Herts Advertiser critic John Manning heard the orchestra ‘at the top of its form’ in a spring programme of English classics.
Between them Ralph Vaughan Williams and Edward Elgar are the two finest English composers from the 20th century and any concert featuring the music of both becomes a must for many concert-goers.It proved just that for the St Albans Symphony Orchestra for its concert at St Saviour’s Church when the programme consisted of three of their most popular works.

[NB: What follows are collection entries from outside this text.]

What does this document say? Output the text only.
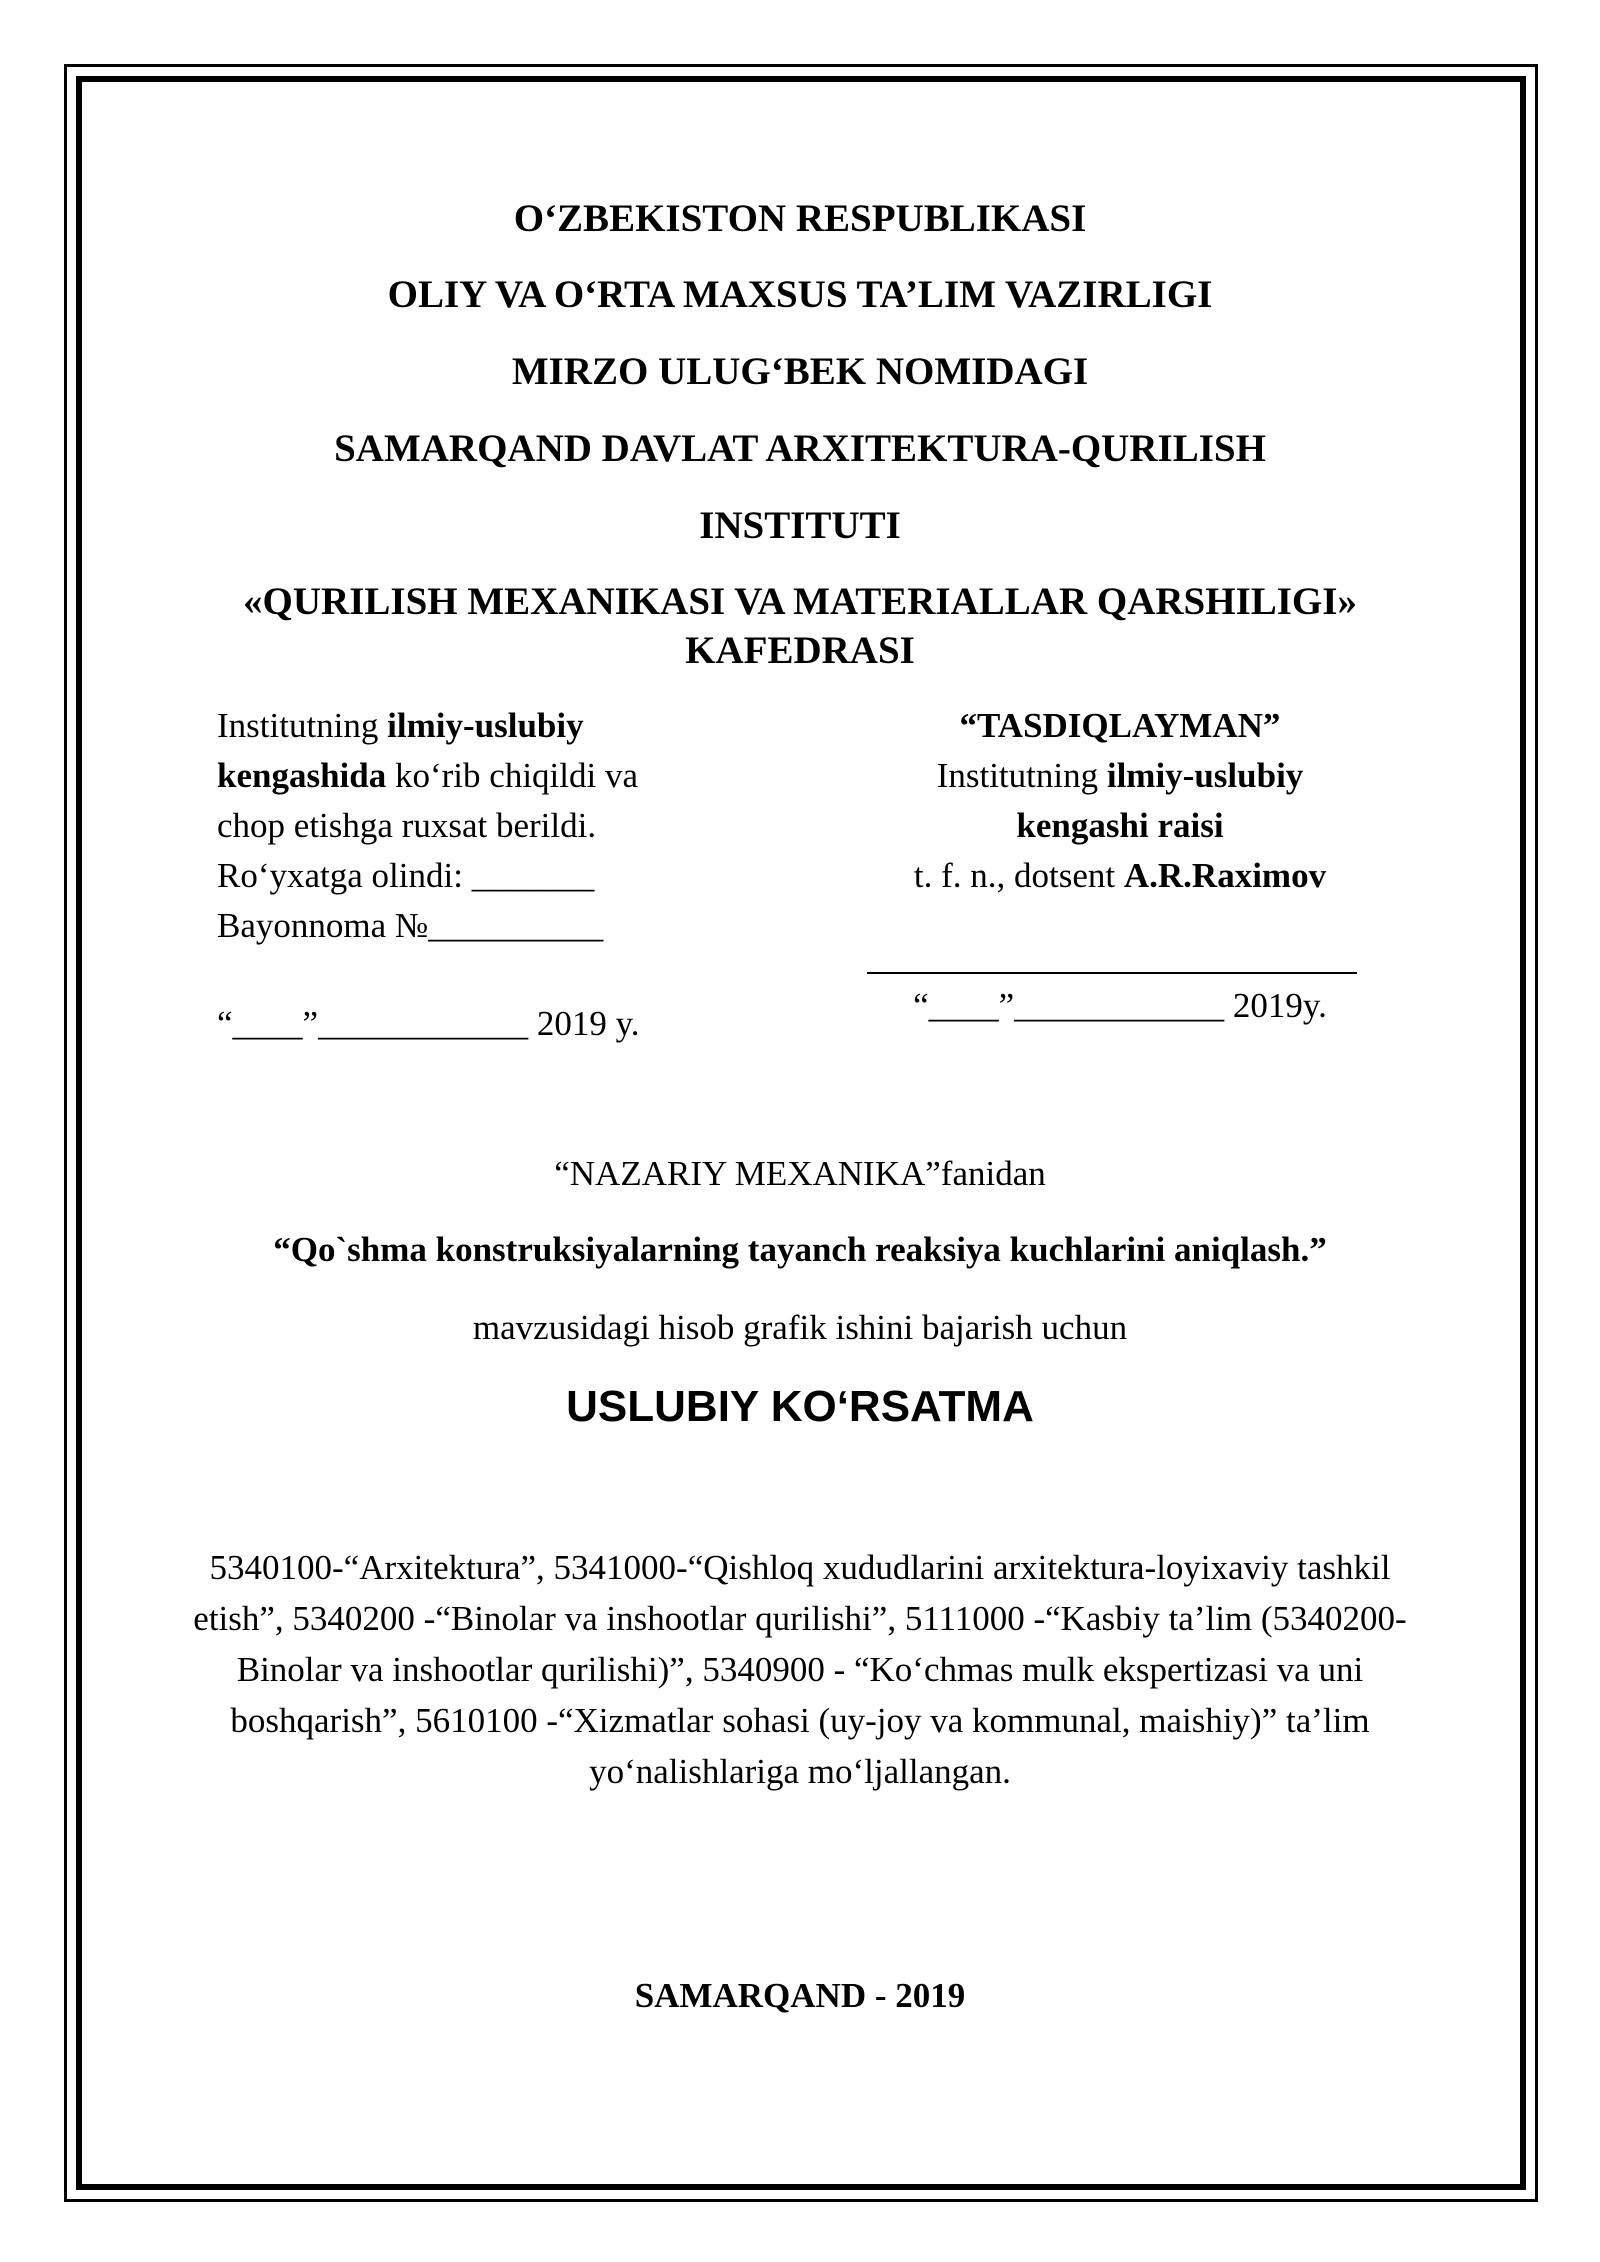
O‘ZBEKISTON RESPUBLIKASI
OLIY VA O‘RTA MAXSUS TA’LIM VAZIRLIGI
MIRZO ULUG‘BEK NOMIDAGI
SAMARQAND DAVLAT ARXITEKTURA-QURILISH
INSTITUTI
«QURILISH MEXANIKASI VA MATERIALLAR QARSHILIGI»
KAFEDRASI
Institutning ilmiy-uslubiy
kengashida ko‘rib chiqildi va
chop etishga ruxsat berildi.
Ro‘yxatga olindi: _______
Bayonnoma №__________
“____”____________ 2019 y.
“TASDIQLAYMAN”
Institutning ilmiy-uslubiy
kengashi raisi
t. f. n., dotsent A.R.Raximov
“____”____________ 2019y.
“NAZARIY MEXANIKA”fanidan
“Qo`shma konstruksiyalarning tayanch reaksiya kuchlarini aniqlash.”
mavzusidagi hisob grafik ishini bajarish uchun
USLUBIY KO‘RSATMA
5340100-“Arxitektura”, 5341000-“Qishloq xududlarini arxitektura-loyixaviy tashkil
etish”, 5340200 -“Binolar va inshootlar qurilishi”, 5111000 -“Kasbiy ta’lim (5340200-
Binolar va inshootlar qurilishi)”, 5340900 - “Ko‘chmas mulk ekspertizasi va uni
boshqarish”, 5610100 -“Xizmatlar sohasi (uy-joy va kommunal, maishiy)” ta’lim
yo‘nalishlariga mo‘ljallangan.
SAMARQAND - 2019
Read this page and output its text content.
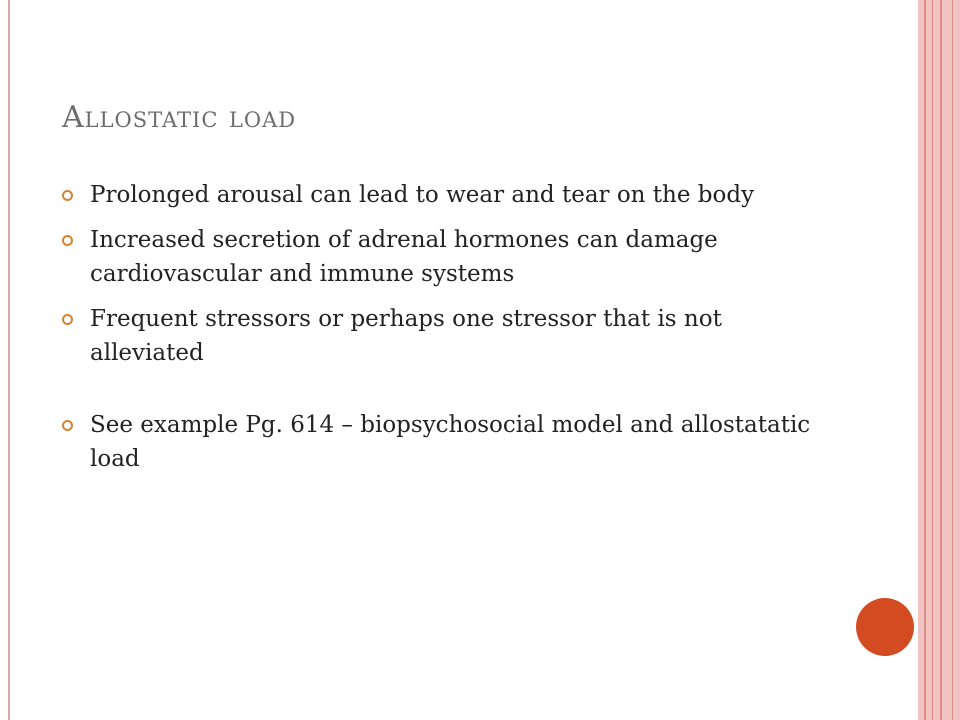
Allostatic load
Prolonged arousal can lead to wear and tear on the body
Increased secretion of adrenal hormones can damage cardiovascular and immune systems
Frequent stressors or perhaps one stressor that is not alleviated
See example Pg. 614 – biopsychosocial model and allostatatic load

Under guest conductor Bill Carslake, the orchestra opened with Vaughan Williams’ exciting Wasps overture, the only regularly performed remnant of the incidental music the composer produced in 1909 for a production of Aristophanes’ comedy The Wasps.It was followed by Vaughan Williams’ Fantasia on a Theme by Thomas Tallis, which is surely one of his most popular works. Full of beautiful music with excellent parts for solo musicians, the fantasia has a quintessentially English charm so familiar In much of Vaughan’s music. The orchestra’s performance of both works showed the musicians working at the top of their form. Elgar’s First Symphony, which made up the second half of the evening, is an exact contemporary of the Vaughan Williams works and from its premier in Manchester in 1908 has always been seen as a masterpiece. Although there are no great and memorable melodies, the symphony is a work packed with emotion, beauty and excitement. Its first movement is sweeping and evocative while the scherzo from the second movement could have come directly from a modern score for a film such as Star Wars.The following slow movement is a thing of great beauty while the final movement neatly wrapped up this excellent work.Once more the orchestra produced a very fine performance for the work which, by its sheer scale, puts the instrumentalists under considerable pressure.
They reacted well to Bill Carslake who, as a trustee of the Elgar Foundation, must be considered something of an expert in the field. In all the evening was a huge success for the orchestra and one of the largest audiences it has seen at St Saviour’s for some time.”